Журнал «Новый мир» - Новый мир. № 11, 2003
Хотя Центр разделял наименование «Нового мира», однако это настояние меня поразило. Что ж, всякий, кто хочет издать Солженицына, должен прежде купить это право у Центра? Зачем ещё такой посредник-монополист? И я написал Диме (10.7.90): «Предложение передать все мои книги вашему издательскому центру — начисто не подходит мне: это значит — всё остановить и задержать. Нет — именно всем желающим издательствам надо давать, и в этом я вижу смысл Вашей деятельности для меня, и именно об этом прошу настойчиво, и главное — для областных издательств. Провинция для меня — важней всего. Ваш Центр только начинает дышать, посмотрим, как он будет работать, тогда и поговорим». — И через месяц: «Я прошу Вас: до всех выяснений как-нибудь не начать непроизвольно притормаживать приходящие к Вам заявки от издательств, надо их все удовлетворять сейчас, никак не откладывать „на будущее“, у будущего будет своя издательская пища… Каждое областное и центральное издательство, которое хочет издавать, — и пусть издаёт, не задерживайте их. Может быть, через год-два в стране будет такая обстановка, что людям будет не до чтения».

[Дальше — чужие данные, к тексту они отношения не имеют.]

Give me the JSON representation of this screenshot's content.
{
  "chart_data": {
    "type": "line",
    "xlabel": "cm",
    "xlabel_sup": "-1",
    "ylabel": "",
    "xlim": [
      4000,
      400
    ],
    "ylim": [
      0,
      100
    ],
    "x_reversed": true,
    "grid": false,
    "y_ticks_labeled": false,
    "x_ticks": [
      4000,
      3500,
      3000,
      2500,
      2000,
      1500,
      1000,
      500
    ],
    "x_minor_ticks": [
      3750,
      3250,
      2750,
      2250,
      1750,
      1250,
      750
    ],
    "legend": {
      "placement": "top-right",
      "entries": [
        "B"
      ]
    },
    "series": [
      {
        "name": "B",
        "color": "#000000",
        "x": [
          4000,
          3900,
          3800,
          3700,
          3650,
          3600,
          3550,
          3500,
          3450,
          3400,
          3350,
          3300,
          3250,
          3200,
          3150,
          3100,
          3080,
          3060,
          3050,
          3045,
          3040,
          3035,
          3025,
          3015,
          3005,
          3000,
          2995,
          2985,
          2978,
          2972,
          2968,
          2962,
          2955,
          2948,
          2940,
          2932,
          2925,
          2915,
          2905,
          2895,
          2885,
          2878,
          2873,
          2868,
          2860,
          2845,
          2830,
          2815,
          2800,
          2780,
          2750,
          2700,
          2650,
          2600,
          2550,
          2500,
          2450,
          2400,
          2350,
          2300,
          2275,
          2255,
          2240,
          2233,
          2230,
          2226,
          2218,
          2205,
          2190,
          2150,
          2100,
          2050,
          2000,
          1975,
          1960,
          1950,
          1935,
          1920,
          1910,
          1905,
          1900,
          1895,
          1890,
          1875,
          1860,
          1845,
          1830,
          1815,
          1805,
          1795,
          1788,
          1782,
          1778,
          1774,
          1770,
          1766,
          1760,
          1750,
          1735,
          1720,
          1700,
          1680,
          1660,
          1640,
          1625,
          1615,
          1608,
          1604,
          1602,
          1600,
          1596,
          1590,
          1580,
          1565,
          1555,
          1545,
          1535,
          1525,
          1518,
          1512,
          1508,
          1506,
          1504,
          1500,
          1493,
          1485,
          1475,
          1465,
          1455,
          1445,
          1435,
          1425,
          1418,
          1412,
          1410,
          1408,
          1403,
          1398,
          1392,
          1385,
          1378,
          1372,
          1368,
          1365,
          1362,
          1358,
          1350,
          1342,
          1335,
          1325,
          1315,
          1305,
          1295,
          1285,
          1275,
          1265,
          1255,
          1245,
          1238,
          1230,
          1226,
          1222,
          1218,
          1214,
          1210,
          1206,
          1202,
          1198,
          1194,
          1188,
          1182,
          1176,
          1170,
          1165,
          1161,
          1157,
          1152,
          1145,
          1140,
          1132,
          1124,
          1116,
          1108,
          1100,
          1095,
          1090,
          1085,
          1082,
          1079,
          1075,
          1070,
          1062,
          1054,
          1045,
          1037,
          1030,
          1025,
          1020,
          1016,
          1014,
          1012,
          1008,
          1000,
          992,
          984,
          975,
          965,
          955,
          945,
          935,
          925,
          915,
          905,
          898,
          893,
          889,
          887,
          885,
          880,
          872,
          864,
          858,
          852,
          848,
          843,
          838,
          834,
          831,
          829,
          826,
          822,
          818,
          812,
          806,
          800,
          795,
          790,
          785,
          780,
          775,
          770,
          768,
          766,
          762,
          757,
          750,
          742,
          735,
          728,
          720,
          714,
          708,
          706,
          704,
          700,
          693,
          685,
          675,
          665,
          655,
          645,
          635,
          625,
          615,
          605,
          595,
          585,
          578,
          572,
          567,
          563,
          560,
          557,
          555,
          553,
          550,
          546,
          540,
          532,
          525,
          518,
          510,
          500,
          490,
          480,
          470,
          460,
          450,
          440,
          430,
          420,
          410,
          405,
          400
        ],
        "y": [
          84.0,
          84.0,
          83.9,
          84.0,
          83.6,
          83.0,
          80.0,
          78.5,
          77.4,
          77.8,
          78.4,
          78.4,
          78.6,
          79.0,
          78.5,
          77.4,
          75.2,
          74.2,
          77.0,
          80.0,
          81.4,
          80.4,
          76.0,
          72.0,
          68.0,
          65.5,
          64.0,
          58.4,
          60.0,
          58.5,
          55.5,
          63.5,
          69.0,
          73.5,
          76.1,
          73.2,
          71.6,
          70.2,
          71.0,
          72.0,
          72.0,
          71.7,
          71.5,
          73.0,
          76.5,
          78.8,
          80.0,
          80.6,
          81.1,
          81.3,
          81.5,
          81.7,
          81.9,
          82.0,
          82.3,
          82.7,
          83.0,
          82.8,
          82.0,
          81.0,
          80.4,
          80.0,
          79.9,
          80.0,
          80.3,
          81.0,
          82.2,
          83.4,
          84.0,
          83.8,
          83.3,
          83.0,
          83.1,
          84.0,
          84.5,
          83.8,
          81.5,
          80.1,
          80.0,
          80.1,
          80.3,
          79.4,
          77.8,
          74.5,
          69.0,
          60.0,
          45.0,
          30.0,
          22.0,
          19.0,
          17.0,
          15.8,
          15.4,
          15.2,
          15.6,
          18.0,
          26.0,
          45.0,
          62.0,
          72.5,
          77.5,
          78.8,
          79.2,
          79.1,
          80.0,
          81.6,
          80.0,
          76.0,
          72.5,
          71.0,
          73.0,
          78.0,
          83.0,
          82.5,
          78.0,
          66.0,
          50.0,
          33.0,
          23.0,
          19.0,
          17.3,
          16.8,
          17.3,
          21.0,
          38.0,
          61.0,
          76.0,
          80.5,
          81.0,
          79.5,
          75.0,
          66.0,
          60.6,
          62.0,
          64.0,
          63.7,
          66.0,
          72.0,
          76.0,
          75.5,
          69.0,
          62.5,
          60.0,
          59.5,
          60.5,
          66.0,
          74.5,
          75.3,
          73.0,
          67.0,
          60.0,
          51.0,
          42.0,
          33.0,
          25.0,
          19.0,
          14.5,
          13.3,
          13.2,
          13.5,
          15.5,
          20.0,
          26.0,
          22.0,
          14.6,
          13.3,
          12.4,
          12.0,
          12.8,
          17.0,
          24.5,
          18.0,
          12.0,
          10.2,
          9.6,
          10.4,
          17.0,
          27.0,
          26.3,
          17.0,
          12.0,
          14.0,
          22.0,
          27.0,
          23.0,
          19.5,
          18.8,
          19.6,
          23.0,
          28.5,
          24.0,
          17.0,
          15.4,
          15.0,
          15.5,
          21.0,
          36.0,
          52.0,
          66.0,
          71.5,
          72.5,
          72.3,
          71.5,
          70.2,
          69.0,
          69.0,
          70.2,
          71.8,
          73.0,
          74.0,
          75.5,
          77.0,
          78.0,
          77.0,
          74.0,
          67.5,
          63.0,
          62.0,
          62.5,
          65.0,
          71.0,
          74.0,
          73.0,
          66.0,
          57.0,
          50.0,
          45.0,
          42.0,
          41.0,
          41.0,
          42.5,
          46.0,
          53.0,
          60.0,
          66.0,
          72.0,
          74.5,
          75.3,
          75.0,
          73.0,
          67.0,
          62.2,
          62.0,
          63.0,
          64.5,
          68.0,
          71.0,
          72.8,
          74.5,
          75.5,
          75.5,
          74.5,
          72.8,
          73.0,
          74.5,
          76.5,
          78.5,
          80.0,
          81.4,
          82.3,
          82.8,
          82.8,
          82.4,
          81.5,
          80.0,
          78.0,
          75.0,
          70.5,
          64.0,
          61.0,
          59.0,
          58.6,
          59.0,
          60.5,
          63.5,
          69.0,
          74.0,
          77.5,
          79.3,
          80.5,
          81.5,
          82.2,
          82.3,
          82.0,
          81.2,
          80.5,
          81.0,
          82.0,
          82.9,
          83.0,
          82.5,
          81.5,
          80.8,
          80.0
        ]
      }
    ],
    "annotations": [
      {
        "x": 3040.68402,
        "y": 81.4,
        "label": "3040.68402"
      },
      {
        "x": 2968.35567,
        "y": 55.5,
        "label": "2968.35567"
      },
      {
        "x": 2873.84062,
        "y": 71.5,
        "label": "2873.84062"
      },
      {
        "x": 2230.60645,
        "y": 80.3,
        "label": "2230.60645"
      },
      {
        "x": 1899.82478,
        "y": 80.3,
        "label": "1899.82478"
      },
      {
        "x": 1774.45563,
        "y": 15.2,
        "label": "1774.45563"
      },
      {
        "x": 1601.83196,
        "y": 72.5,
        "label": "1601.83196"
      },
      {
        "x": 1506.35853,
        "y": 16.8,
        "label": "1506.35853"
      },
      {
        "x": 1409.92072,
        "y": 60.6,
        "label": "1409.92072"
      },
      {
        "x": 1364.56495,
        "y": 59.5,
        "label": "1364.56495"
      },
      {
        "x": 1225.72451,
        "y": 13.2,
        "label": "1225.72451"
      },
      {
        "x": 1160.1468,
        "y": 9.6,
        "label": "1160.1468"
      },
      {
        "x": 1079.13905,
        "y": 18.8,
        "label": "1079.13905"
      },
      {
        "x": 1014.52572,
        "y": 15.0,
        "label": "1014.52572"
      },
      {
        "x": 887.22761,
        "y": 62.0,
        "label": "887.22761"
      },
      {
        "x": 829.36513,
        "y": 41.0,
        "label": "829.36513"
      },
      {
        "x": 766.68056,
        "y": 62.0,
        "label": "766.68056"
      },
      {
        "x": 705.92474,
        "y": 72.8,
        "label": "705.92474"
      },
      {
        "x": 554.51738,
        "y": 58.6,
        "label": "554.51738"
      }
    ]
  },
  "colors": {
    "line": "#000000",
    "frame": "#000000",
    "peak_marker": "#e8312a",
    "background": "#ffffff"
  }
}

Дима был сильно недоволен моим отказом передать исключительные права Центру, ему казалось, что это «простое и ясное решение всех проблем», особенно качества изданий, гарантом которого будет Центр; да ведь будем в Центре издавать хорошие книги! — Нет, возражал я, хорошее дело так не строится, «для меня никак невозможно принять идею монопольного центра, как Вы её выдвинули. Контроля Центра над другими издательствами (и уже существующими по много лет, когда Центр ещё себя ничем не показал) — я принять не могу. Что областные издательства могут допускать опечатки и ляпы, ну что делать, это отражает уровень страны сегодняшний… Центру никто не мешает действовать самостоятельно, наряду с другими — не взамен их, не обуздывая их в свою пользу».

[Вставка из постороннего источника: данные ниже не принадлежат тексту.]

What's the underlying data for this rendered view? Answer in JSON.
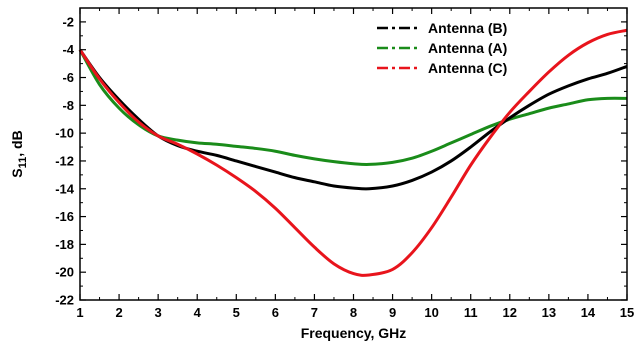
{
  "chart_data": {
    "type": "line",
    "xlabel": "Frequency, GHz",
    "ylabel_main": "S",
    "ylabel_sub": "11",
    "ylabel_suffix": ", dB",
    "xlim": [
      1,
      15
    ],
    "ylim": [
      -22,
      -1
    ],
    "xticks": [
      1,
      2,
      3,
      4,
      5,
      6,
      7,
      8,
      9,
      10,
      11,
      12,
      13,
      14,
      15
    ],
    "yticks": [
      -2,
      -4,
      -6,
      -8,
      -10,
      -12,
      -14,
      -16,
      -18,
      -20,
      -22
    ],
    "grid": false,
    "legend_position": "top-right",
    "series": [
      {
        "name": "Antenna (B)",
        "color": "#000000",
        "x": [
          1,
          1.5,
          2,
          2.5,
          3,
          3.5,
          4,
          4.5,
          5,
          5.5,
          6,
          6.5,
          7,
          7.5,
          8,
          8.4,
          9,
          9.5,
          10,
          10.5,
          11,
          11.5,
          12,
          12.5,
          13,
          13.5,
          14,
          14.5,
          15
        ],
        "y": [
          -4.0,
          -6.0,
          -7.6,
          -9.0,
          -10.2,
          -10.9,
          -11.3,
          -11.6,
          -12.0,
          -12.4,
          -12.8,
          -13.2,
          -13.5,
          -13.8,
          -13.95,
          -14.0,
          -13.8,
          -13.4,
          -12.8,
          -12.0,
          -11.0,
          -9.9,
          -8.9,
          -8.0,
          -7.2,
          -6.6,
          -6.1,
          -5.7,
          -5.2
        ]
      },
      {
        "name": "Antenna (A)",
        "color": "#1a8c1a",
        "x": [
          1,
          1.5,
          2,
          2.5,
          3,
          3.5,
          4,
          4.5,
          5,
          5.5,
          6,
          6.5,
          7,
          7.5,
          8,
          8.4,
          9,
          9.5,
          10,
          10.5,
          11,
          11.5,
          12,
          12.5,
          13,
          13.5,
          14,
          14.5,
          15
        ],
        "y": [
          -4.0,
          -6.5,
          -8.2,
          -9.4,
          -10.2,
          -10.5,
          -10.7,
          -10.8,
          -10.95,
          -11.1,
          -11.3,
          -11.6,
          -11.85,
          -12.05,
          -12.2,
          -12.25,
          -12.1,
          -11.8,
          -11.3,
          -10.7,
          -10.1,
          -9.5,
          -9.0,
          -8.6,
          -8.2,
          -7.9,
          -7.6,
          -7.5,
          -7.5
        ]
      },
      {
        "name": "Antenna (C)",
        "color": "#e8141c",
        "x": [
          1,
          1.5,
          2,
          2.5,
          3,
          3.5,
          4,
          4.5,
          5,
          5.5,
          6,
          6.5,
          7,
          7.5,
          8,
          8.4,
          9,
          9.5,
          10,
          10.5,
          11,
          11.5,
          12,
          12.5,
          13,
          13.5,
          14,
          14.5,
          15
        ],
        "y": [
          -4.0,
          -6.1,
          -7.8,
          -9.2,
          -10.2,
          -10.8,
          -11.5,
          -12.3,
          -13.2,
          -14.2,
          -15.4,
          -16.8,
          -18.2,
          -19.4,
          -20.1,
          -20.2,
          -19.8,
          -18.6,
          -16.8,
          -14.6,
          -12.3,
          -10.3,
          -8.5,
          -7.0,
          -5.6,
          -4.4,
          -3.5,
          -2.9,
          -2.6
        ]
      }
    ]
  }
}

На том посчитал я тему закрытой. Но сколько, в самом деле, трудностей переходного времени ещё вырастало и клубилось. Дима писал о бумажной блокаде журнала, о трудной судьбе семитомника, о развале всей системы книгоиздательства на родине.

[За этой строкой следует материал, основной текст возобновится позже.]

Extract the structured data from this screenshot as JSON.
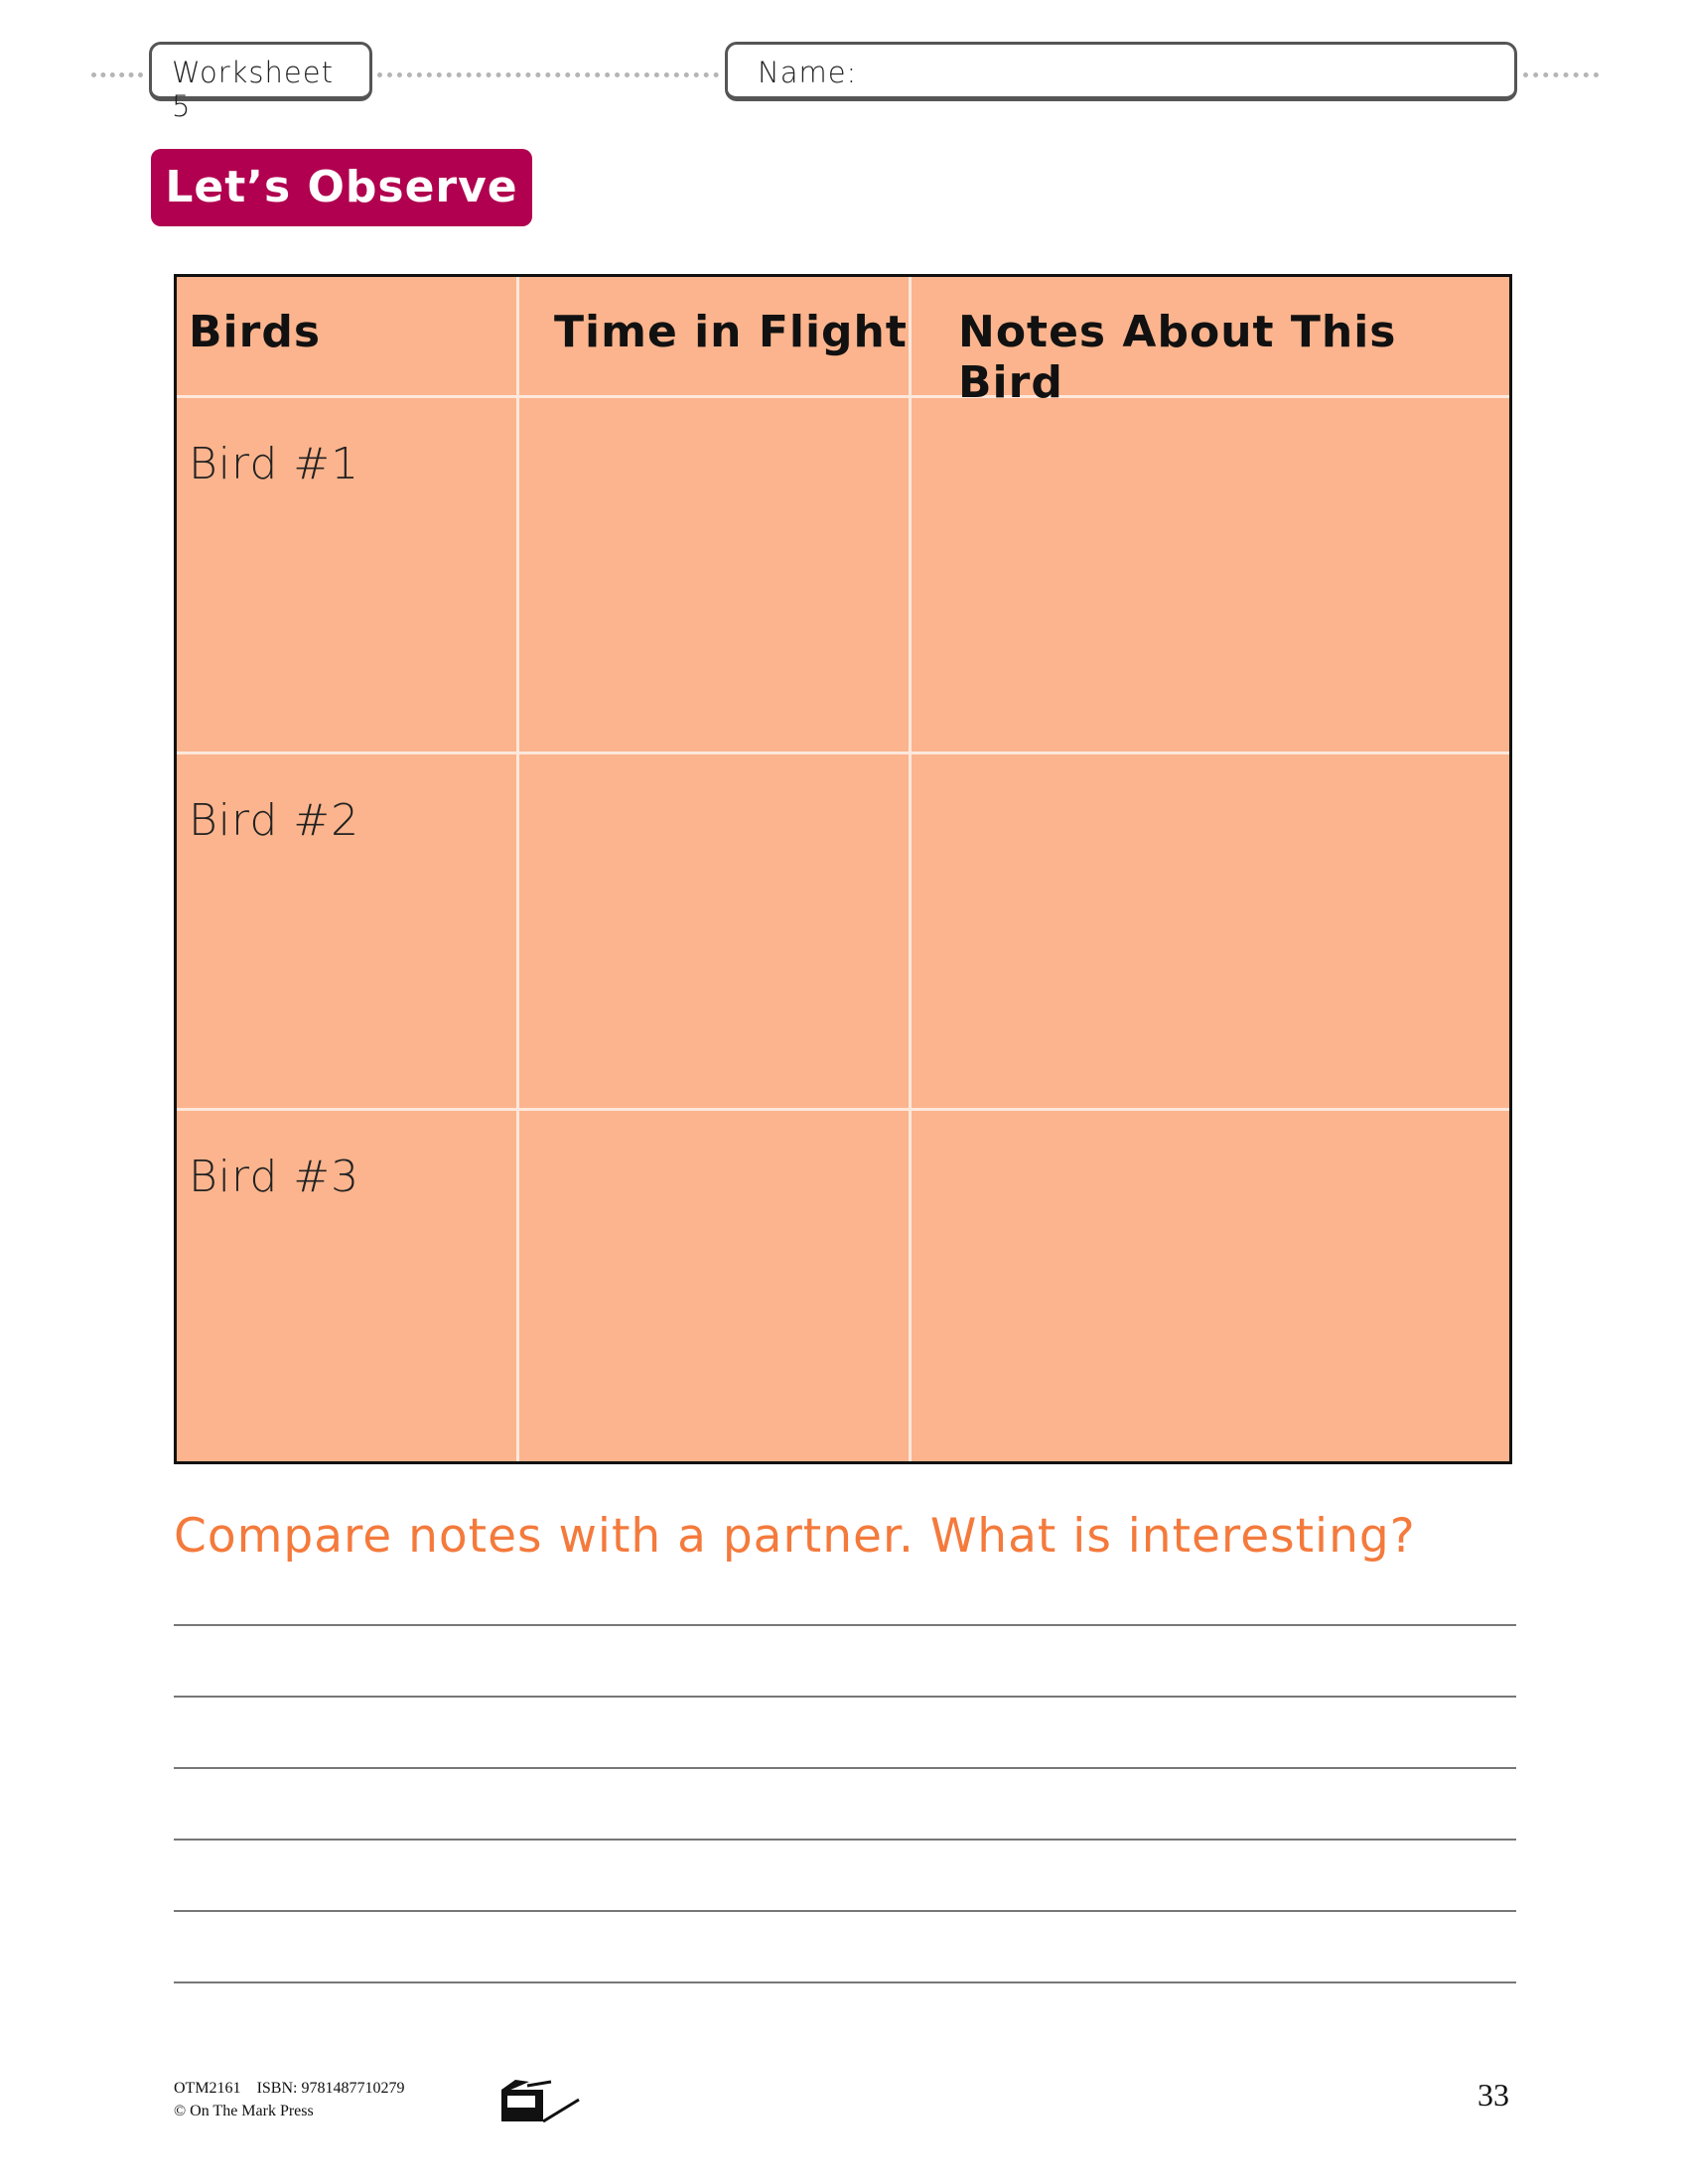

А на Родине! — на родине чтó только не закипало — и всё грозное, и всё быстросменное. 1989-й был насыщен катастрофами. На многих окраинах Союза (впрочем — нигде в самой России) лилась кровь — и от национальных раздоров, и от войсковых подавлений. А весна та ещё была наэлектризована — первой после коммунистического режима грандиозной имитацией свободных народных выборов. Имитацией и потому, что отступлено было от всепринятой формы «справедливого равенства» общего голосования, вдвинуты разнарядки от организаций (в первую очередь — от ЦК КПСС), от академий, от творческих союзов, кому места обеспечивались по квотам. Правда, на остальные места были сенсационно разрешены выборы из нескольких кандидатов, однако фильтруемых искусственными «окружными собраниями». Принят был вид «свободных» выборов, но направляющая рука компартии действовала всюду насквозь.
Затем состоялся двухнедельный Съезд «народных депутатов», он сплошь транслировался по телевидению, захватив всё внимание миллионов. Это было ошеломлённое счастье: видеть и слышать непредставимое, немыслимое за всю жизнь. Да не для того сидели перед телевизорами, чтобы познать истину о своём положении — ещё бы им её не знать, — а в отчаянной надежде, что, может быть, от этого Съезда жизнь стронется к лучшему.
Академик Сахаров, ведомый как личным, так и групповым воодушевлением, принял жаркое участие в борьбе за право быть избранным на Съезд, выступал в избирательных собраниях сразу нескольких округов и само собою боролся в Академии наук. Тут он и прошёл, но вопреки многим препятствиям и махинациям: горбачёвские власти не без основания опасались Сахарова.
Далее во всём течении Съезда (как и в остатке всего 1989 года) Сахаров проявил выдающуюся энергию (удивительную при его тогда физическом состоянии), и в соединении с постоянной же принципиальностью. Выступал он и на массовых митингах в Лужниках. Он становился опасным оппонентом Горбачёва.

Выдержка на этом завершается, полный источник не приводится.